Smith-Madrone’s Stu Smith and his brother, Charlie, settled on Spring Mountain in 1970, intrigued by mountain grapes. They were preceded by Stony Hill, which set up shop in 1943 off Highway 29. Around 1952, it added a commercial winery to the property, planting Chardonnay, Riesling, Gewürztraminer and Sémillon, varieties the family still tends.
Fritz Maytag, of the appliance and blue cheese family, resuscitated Anchor Steam Brewing in San Francisco before he bought 320 acres on Spring Mountain in 1968. On the site, he created York Creek Vineyards, the winery with the Port varieties, blending them with Petite Sirah and Zinfandel and bottling them in fortified form. The winery’s labels feature the 24 native trees on the property, from madrone to buckeye.
Cain Vineyard & Winery is nearby, where longtime winemaker Christopher Howell makes Cain Five, Cain Concept and Cain Cuvée, all Cabernet Sauvignon-based blends. Terraces face north, south, east and west, with a focus on the five classic red Bordeaux varieties.
Spring Mountain Vineyard 2012 Elivette Red (Napa Valley)$150, 94 points.Beginning with a velvety texture and inviting bouquet of strawberry and rose, this classic blend of 82% Cabernet Sauvignon, 8% Cabernet Franc, 8% Petit Verdot and 2% Merlot is grown on the winery’s 845-acre estate. Kirsch, black pepper and chocolate combine atop a smooth, integrated palate that’s elegant from start to finish, the oak tempered to good effect. Drink now through 2027. Cellar Selection.

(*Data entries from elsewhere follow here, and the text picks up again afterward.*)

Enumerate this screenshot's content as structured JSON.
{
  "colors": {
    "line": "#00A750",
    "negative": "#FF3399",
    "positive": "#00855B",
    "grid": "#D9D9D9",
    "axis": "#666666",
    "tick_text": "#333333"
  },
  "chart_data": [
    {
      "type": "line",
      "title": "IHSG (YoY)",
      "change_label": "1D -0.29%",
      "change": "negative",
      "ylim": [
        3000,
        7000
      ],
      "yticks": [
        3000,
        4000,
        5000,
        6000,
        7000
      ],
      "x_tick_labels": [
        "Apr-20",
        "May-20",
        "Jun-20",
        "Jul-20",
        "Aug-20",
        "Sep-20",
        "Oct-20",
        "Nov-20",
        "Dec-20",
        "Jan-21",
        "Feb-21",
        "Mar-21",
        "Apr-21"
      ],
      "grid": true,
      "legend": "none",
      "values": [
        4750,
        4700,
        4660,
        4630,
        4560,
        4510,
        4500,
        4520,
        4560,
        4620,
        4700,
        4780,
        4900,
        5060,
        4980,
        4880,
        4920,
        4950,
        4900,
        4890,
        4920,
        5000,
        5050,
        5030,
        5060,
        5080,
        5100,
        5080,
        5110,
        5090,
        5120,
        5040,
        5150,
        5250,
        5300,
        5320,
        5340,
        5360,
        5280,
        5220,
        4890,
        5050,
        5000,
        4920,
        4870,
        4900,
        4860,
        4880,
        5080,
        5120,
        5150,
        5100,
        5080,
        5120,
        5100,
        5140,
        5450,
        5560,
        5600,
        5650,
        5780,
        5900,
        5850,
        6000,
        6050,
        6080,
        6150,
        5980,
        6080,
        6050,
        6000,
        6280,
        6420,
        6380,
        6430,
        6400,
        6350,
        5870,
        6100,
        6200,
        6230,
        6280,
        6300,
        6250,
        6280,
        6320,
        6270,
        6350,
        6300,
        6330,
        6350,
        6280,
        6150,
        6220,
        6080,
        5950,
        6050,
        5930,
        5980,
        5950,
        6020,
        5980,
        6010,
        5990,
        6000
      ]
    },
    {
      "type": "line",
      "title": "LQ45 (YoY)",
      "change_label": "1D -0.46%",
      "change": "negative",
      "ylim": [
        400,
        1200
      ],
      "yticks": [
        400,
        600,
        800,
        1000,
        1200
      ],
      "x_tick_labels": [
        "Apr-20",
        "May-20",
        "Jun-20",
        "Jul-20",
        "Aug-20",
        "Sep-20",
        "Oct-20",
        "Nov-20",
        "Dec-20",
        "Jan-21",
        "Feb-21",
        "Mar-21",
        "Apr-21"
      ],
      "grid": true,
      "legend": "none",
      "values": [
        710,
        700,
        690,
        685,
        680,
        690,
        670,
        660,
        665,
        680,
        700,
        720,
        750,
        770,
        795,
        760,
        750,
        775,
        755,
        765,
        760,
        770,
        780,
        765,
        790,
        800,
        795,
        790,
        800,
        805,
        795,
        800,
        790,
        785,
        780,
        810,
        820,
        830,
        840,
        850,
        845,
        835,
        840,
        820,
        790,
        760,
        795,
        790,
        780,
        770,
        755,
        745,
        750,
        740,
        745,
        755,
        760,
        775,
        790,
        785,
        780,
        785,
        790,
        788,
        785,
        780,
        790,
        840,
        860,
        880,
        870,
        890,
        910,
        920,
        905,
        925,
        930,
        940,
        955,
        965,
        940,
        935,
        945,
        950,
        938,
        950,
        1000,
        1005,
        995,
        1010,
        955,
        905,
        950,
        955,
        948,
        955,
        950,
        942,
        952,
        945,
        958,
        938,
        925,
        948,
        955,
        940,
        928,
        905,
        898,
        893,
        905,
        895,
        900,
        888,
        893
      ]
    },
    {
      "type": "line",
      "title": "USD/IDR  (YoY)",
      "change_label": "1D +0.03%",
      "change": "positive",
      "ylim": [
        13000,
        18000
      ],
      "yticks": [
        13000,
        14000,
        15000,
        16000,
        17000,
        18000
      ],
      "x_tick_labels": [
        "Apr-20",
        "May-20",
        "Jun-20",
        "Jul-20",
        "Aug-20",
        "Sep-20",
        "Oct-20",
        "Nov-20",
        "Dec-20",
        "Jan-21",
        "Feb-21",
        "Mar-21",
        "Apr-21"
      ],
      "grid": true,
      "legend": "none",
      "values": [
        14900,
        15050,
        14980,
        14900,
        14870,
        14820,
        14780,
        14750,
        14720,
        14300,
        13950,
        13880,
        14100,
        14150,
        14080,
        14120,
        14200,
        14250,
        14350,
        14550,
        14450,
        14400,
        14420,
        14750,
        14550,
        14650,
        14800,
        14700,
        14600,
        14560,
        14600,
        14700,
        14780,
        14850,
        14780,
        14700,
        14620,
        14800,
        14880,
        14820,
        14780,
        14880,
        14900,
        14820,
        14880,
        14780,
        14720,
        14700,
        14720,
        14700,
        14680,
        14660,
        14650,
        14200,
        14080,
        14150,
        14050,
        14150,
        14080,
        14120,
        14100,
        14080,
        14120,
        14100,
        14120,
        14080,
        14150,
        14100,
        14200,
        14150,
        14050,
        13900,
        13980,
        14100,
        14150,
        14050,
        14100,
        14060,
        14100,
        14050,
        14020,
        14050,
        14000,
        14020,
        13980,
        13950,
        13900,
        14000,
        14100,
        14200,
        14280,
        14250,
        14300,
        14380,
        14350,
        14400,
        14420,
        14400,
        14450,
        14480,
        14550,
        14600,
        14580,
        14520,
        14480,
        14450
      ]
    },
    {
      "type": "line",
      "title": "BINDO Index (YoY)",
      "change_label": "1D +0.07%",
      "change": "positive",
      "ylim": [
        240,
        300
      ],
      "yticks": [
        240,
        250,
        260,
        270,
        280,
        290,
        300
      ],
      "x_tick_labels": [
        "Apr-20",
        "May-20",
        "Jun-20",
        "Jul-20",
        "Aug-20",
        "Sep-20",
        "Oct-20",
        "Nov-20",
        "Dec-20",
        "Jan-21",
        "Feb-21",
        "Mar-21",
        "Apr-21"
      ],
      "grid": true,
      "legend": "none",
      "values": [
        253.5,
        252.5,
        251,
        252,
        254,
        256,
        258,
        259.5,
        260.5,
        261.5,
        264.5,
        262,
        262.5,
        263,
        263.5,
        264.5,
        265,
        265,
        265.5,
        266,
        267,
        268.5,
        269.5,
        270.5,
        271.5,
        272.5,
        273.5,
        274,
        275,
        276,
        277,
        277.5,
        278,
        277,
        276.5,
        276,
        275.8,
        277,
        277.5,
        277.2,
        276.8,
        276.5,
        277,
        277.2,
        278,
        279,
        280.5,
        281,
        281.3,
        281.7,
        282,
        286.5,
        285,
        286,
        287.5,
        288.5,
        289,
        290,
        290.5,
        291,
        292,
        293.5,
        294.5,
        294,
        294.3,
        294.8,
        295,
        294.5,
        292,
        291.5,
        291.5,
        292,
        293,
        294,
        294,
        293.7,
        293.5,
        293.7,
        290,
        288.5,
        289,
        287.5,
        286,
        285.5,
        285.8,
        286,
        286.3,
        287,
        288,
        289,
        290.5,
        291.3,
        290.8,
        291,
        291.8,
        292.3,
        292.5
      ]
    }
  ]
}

Smith-Madrone 2013 Cabernet Sauvignon, $50, 93 points. From dry-farmed estate vines, this savory, classically styled red is dusty in cedar, dried herb and peppercorn, incredibly inviting and nuanced. It speaks quietly of the forest which surrounds its estate, a complex, balanced landscape of subtle, elegant flavor and intriguing length. Editors’ Choice.
Terra Valentine 2013 Wurtele Vineyard Cabernet Sauvignon; $80, 91 points. A 100% varietal wine, this is a tense study in black cherry, blueberry and dry chalky tannins, which need further time to resolve. Still puckering on the finish, it offers streaks of cedar, pencil lead and coconut that are still integrating. Drink now through 2023. Cellar Selection.